On 15 December 2011 11:08, Peter Zijlstra a.p.zijlstra@chello.nl wrote:
On Mon, 2011-12-12 at 20:21 +0100, Vincent Guittot wrote:
With a lot of small tasks, the softirq sched is nearly never called when no_hz is enable. In this case the load_balance is mainly called with the newly_idle mode which doesn't update the cpu_power. Add a next_update field which ensure a maximum update period when there is short activity
- if (local_group) {
- if (idle != CPU_NEWLY_IDLE) {
- if (balance_cpu != this_cpu) {
- *balance = 0;
- return;
- }
- update_group_power(sd, this_cpu);
- } else if (time_after_eq(jiffies, group->sgp->next_update))
- update_group_power(sd, this_cpu);
}
Hmm, I would have expected it to be called from the NOHZ balancing path instead of the new_idle path. Your changelog fails to mentions any considerations on this..

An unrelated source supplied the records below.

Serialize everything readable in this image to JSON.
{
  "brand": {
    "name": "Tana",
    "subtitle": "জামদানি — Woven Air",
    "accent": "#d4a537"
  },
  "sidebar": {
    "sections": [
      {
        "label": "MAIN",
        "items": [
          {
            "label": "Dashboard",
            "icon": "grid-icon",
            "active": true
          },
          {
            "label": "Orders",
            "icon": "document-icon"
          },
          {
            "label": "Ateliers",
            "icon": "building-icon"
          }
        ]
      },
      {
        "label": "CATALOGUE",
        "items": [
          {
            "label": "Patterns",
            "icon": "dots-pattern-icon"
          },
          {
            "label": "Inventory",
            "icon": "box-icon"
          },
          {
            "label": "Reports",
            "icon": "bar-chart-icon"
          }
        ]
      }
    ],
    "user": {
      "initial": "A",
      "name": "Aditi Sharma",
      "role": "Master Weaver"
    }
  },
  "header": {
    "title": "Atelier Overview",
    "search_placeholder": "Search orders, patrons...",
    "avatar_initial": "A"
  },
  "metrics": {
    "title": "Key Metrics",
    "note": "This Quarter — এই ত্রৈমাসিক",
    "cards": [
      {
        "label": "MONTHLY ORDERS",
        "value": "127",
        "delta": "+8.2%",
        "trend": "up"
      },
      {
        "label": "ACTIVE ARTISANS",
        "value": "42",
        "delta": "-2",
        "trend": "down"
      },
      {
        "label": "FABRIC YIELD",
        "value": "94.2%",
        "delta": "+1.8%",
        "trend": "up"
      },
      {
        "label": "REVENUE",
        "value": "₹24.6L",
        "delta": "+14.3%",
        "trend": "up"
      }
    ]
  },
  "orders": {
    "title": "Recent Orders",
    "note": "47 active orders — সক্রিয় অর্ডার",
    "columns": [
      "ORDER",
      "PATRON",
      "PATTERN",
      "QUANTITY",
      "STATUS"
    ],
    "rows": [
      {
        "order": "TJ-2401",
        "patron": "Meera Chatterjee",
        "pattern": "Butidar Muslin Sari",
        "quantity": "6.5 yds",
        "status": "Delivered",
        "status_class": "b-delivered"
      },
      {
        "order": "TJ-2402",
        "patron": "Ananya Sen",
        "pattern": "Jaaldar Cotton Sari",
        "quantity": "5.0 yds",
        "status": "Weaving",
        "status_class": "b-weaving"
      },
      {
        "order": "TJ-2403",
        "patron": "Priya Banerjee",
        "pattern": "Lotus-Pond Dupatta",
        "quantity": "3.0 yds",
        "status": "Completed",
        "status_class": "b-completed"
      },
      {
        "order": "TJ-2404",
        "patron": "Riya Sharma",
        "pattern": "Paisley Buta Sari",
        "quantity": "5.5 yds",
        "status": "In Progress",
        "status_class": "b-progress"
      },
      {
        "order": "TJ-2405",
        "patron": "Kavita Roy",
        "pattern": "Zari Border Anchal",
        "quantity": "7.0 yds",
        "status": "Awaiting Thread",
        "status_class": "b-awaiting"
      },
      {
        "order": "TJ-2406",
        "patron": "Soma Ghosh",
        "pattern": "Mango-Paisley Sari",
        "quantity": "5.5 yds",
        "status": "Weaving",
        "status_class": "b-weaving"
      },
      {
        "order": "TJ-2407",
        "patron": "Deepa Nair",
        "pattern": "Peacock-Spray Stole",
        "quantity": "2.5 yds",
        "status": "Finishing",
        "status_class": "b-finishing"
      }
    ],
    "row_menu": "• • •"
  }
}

As we are not lucky, the small tasks are mainly running between ticks and the timer interrupt doesn't fire which implies that both rebalance_domain of the cpu and nohz_balancer_kick are not called. We have a lot of call to idle_balance() when cpus become idle and very few calls to rebalance or nohz_idle_balance. If some tasks are rt tasks, the cpu_power should be updated regularly to reflect current use of the cpu by rt scheduler.
I'm using cyclictest to easily reproduce the problem on my dual cortex-A9
Then again, its probably easier to keep update_group_power on this_cpu than to allow a remote update of your cpu_power.
This additional path for updating the cpu_power will only be used by this_cpu because it is called by idle_balance. But we still have a call to update_group_power by a remote cpu when nohz_idle_balance is called.
So I'm not opposed to this patch, I'd just like a little extra clarification.
Vincent